RUN apt-get update \
    && apt-get -y install wget

RUN TFS_PROBE_VERSION=1.0.1 \
    && wget -qO /bin/tfs_model_status_probe https://github.com/codycollier/tfs-model-status-probe/releases/download/v${TFS_PROBE_VERSION}/tfs_model_status_probe_${TFS_PROBE_VERSION}_linux_amd64 \
    && chmod +x /bin/tfs_model_status_probe

More recent kubernetes versions have a startup probe, which can be helpful when serving large, slow to load models.

Sample kubernetes config (subset):

spec:
  containers:
  - name: server
    startupProbe:
      exec:
        command: ["/bin/tfs_model_status_probe", "-addr=:8500", "-model-name=half_plus_two"]
      failureThreshold: 30
      periodSeconds: 10
    livenessProbe:
      exec:
        command: ["/bin/tfs_model_status_probe", "-addr=:8500", "-model-name=half_plus_two"]
      failureThreshold: 1
      periodSeconds: 15

References

[1] TensorFlow Serving

TensorFlow Serving is a server designed to load a TensorFlow model and provide access to it via gRPC and/or HTTP.

[2] gRPC Health Probe

As noted previously, the tfs model status probe is inspired by the grpc_health_probe.

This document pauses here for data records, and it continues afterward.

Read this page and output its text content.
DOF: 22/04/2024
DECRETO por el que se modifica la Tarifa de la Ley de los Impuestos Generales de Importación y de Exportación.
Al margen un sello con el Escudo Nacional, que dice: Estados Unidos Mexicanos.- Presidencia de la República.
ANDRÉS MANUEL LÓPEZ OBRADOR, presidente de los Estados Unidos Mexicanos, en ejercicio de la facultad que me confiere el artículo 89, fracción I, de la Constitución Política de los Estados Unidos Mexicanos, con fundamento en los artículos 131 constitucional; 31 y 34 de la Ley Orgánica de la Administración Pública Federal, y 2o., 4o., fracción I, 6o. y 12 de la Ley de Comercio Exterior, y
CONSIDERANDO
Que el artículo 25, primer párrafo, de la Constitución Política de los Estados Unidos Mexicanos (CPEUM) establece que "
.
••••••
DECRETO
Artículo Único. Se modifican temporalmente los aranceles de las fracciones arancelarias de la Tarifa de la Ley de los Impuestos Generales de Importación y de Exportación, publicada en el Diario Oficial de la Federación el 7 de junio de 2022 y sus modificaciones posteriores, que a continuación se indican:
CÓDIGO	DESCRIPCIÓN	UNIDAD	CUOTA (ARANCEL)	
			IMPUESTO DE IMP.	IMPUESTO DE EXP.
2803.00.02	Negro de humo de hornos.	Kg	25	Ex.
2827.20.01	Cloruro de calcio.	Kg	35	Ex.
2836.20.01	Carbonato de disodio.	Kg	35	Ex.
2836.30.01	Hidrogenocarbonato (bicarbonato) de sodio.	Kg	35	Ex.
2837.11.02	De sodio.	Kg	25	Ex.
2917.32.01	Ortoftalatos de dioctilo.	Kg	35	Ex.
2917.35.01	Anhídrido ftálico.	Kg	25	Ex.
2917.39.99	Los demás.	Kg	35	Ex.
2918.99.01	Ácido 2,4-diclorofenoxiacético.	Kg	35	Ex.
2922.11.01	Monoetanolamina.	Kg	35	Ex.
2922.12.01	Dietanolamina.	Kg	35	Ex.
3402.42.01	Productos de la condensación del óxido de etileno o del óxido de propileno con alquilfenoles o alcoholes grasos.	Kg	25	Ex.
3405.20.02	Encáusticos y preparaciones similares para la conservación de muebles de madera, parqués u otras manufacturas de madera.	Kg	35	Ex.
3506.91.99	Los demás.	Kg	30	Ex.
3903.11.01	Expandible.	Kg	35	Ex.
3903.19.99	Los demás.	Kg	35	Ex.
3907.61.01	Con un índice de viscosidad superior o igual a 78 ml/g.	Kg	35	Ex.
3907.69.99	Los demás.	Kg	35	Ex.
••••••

The github actions files, goreleaser config, and small portions of the README were derived and adapted from the grpc-health-probe project.

[3] TFS Model Service

The ModelService is a gRPC service with a GetModelStatus() rpc which is built-in to TensorFlow Serving. The TensorFlow proto required to call the rpc is sourced from TensorFlow Serving and TensorFlow core. See ./tfproto/ for more details.